Rafforzamento militare europeo nell’Artico

Diversi paesi europei schierano unità in Groenlandia per sostenere la sicurezza del territorio e consolidare la presenza dell’Alleanza. Francia e Germania si affiancano a Svezia e Norvegia in una missione coordinata con Danimarca, con focus su addestramento in condizioni artiche e interoperabilità.

Il ministero della Difesa tedesco annuncia l’invio di una squadra di ricognizione della Bundeswehr composta da 13 militari per valutare contributi operativi a supporto danese. L’attività, programmata tra il 15 e il 17 gennaio su invito di Copenaghen, mira a mappare logistica, infrastrutture e scenari climatici estremi.

Parallelamente, la Danimarca incrementa la presenza militare nel territorio autonomo, con addestramenti specifici per ufficiali e rafforzamento dei dispositivi di sorveglianza.

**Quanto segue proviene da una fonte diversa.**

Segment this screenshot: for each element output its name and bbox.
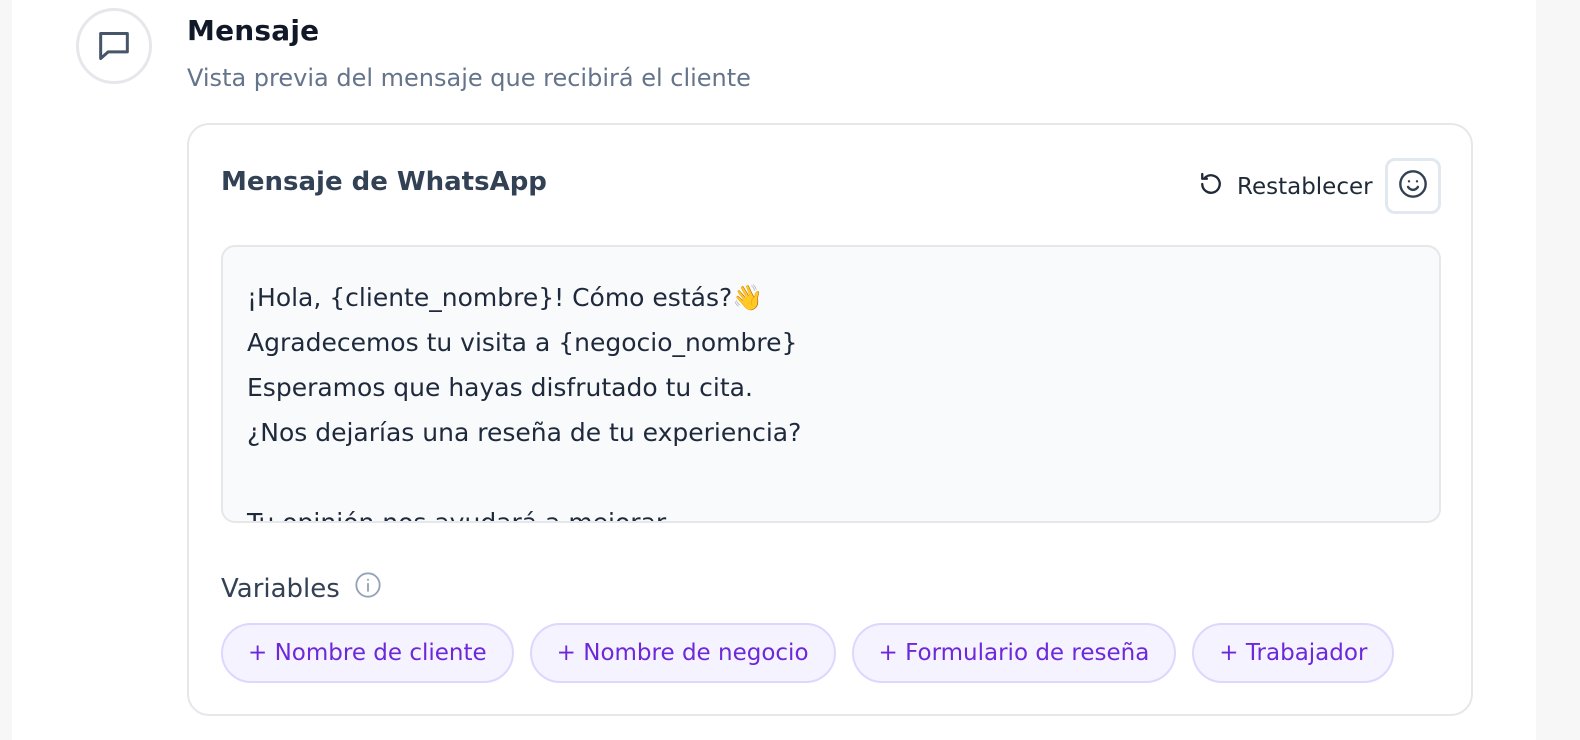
section-subtitle: Vista previa del mensaje que recibirá el… [187, 64, 751, 92]
section-title: Mensaje [187, 14, 320, 47]
message-line: Agradecemos tu visita a {negocio_nombre} [247, 328, 798, 357]
message-line: Tu opinión nos ayudará a mejorar. [247, 508, 672, 523]
message-text: ¡Hola, {cliente_nombre}! Cómo estás?👋 Agr… [247, 275, 1417, 523]
card-title: Mensaje de WhatsApp [221, 167, 547, 197]
message-textarea[interactable]: ¡Hola, {cliente_nombre}! Cómo estás?👋 Agr… [221, 245, 1441, 523]
chip-nombre-negocio[interactable]: + Nombre de negocio [529, 623, 836, 683]
message-line [247, 455, 1417, 500]
chip-nombre-cliente[interactable]: + Nombre de cliente [221, 623, 514, 683]
emoji-picker-button[interactable] [1385, 158, 1441, 214]
variables-heading: Variables [221, 571, 382, 606]
smiley-icon [1397, 168, 1429, 204]
chip-formulario-resena[interactable]: + Formulario de reseña [851, 623, 1177, 683]
chip-trabajador[interactable]: + Trabajador [1192, 623, 1395, 683]
info-icon[interactable] [354, 571, 382, 606]
message-line: Esperamos que hayas disfrutado tu cita. [247, 373, 753, 402]
rotate-ccw-icon [1197, 170, 1225, 204]
chat-bubble-icon [76, 8, 152, 84]
whatsapp-message-card: Mensaje de WhatsApp Restablecer ¡Hola, {… [187, 123, 1473, 716]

Obiettivo dichiarato: consolidare la postura difensiva artica e garantire benefici alla sicurezza europea e transatlantica senza alterare l’equilibrio politico con Nuuk.

La cornice operativa resta di deterrenza e cooperazione: esercitazioni congiunte, valutazione dei rischi, coordinamento informativo tra partner europei. L’azione è presentata come risposta proporzionata alle tensioni strategiche, mantenendo il controllo locale e il rispetto dell’autonomia groenlandese.

FAQ

  • Chi partecipa al dispiegamento europeo? Francia, Germania, Svezia e Norvegia in coordinamento con la Danimarca.
  • Qual è il mandato della squadra tedesca? Ricognizione della Bundeswehr (13 unità) per valutare contributi militari e logistici.
  • Quando si svolge l’attività principale? Tra il 15 e il 17 gennaio, su invito di Copenaghen.
  • Perché la Danimarca aumenta la presenza? Per addestrare ufficiali all’Artico e rafforzare la sicurezza euro-atlantica.
  • La missione modifica lo status della Groenlandia? No, è focalizzata su addestramento e deterrenza, nel rispetto dell’autonomia.
  • Che ruolo ha l’Alleanza? Cornice di interoperabilità e coordinamento tra partner europei e transatlantici.
  • Qual è la fonte giornalistica? Informazioni ispirate all’articolo di riferimento indicato dall’utente.